Sarah Morgan Dawson

Writer

  • Born: February 28, 1842
  • Birthplace: New Orleans, Louisiana
  • Died: May 5, 1909
  • Place of death: Paris, France

Biography

Sarah Morgan Dawson was born in 1842 into one of the wealthiest and highest-standing families of Louisiana. In 1862, she began writing in her diary as the American Civil War was expanding. An intelligent and quite observant writer, Dawson describes with vivid detail the remarkable events that changed the lives of ordinary people of the war-torn South. An outspoken Confederate who wrote that she was “a rebel, body and soul” and was infuriated by the deaths of close friends and family in the war, Dawson still managed to maintain objectivity in her account of the war. Her diary was not without controversy, though, and she often expressed her negative views of marriage and vowed to never marry. A rare, firsthand account of the war from the losing side, her diary was not published in its entirety until well after her death. Still, it cemented her place as one of the key nineteenth century women writers in the United States.
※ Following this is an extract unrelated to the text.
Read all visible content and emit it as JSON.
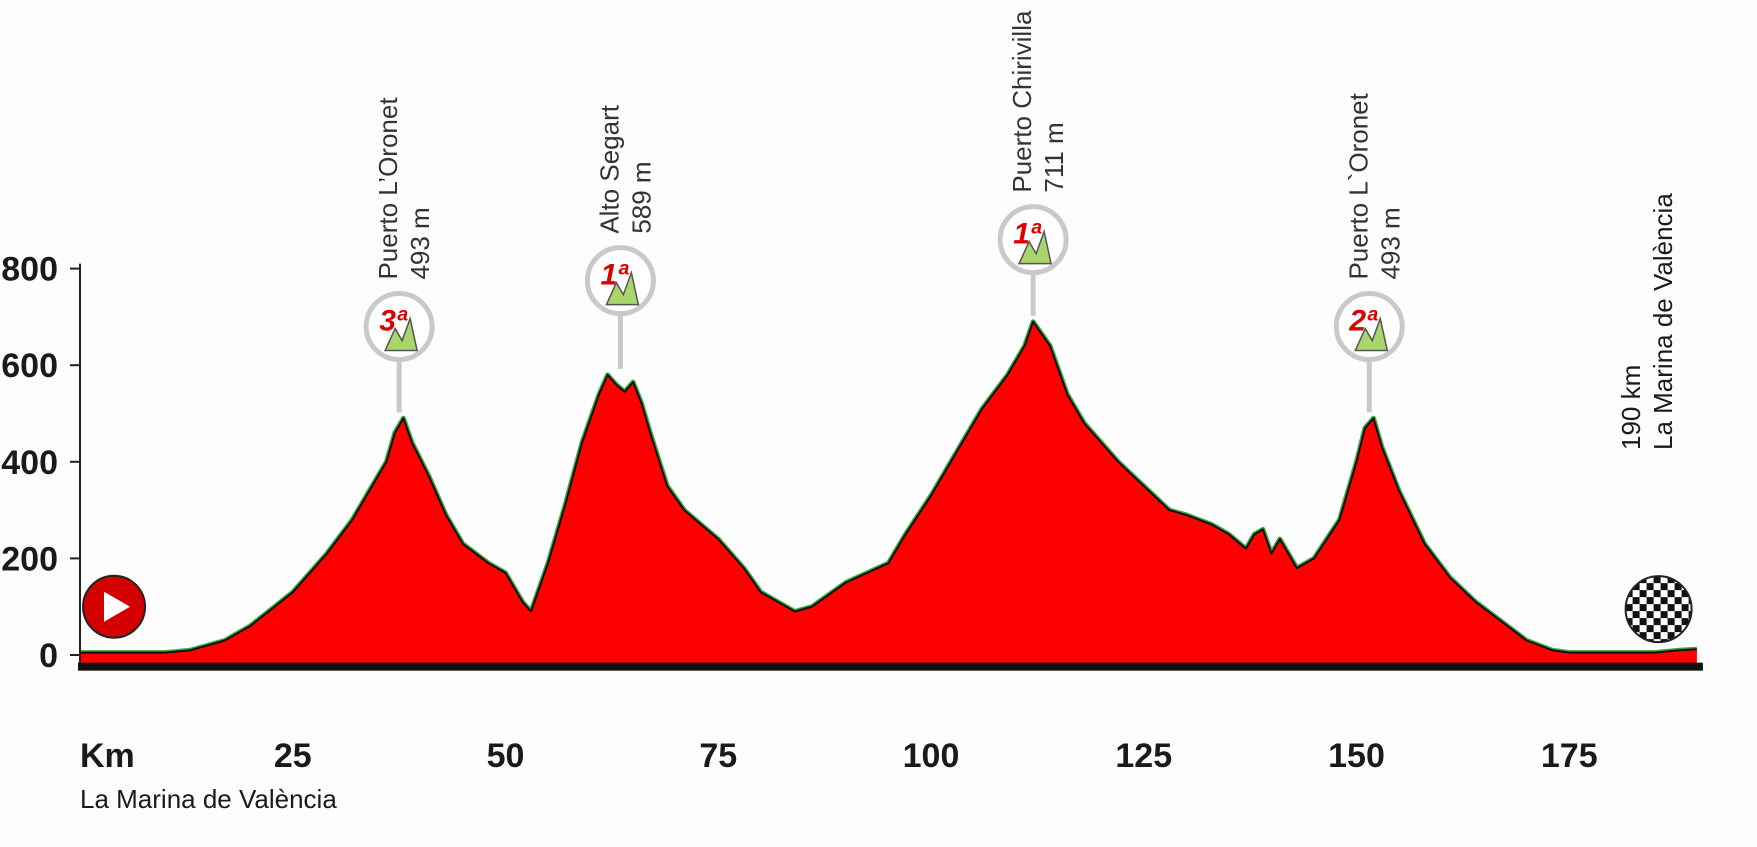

In 1873 she first met Francis Warrington Dawson, an Englishman who had immigrated to become a Confederate soldier. He encouraged her to write articles for his newspapers, The News, and later The News and Courier, under the pseudonym Mr. Fowler. As Fowler, Dawson lobbied for women’s rights—but not suffrage—and attacked the values of marriage. Despite her disdain for marriage, she wed Francis Dawson in 1874. She had three children with him in Charleston, South Carolina: Ethel, Warrington, and Philip, who died as an infant. When she became a mother, Dawson discontinued her writing career, but after her husband was shot in 1889 she resumed writing and prepared her diary for publication. In 1898, she traveled with her son Warrington to Paris and wrote a few children’s books. She died there in 1909. She is buried in Charleston. Her son Warrington published her diary after amending it; he excluded certain private entries.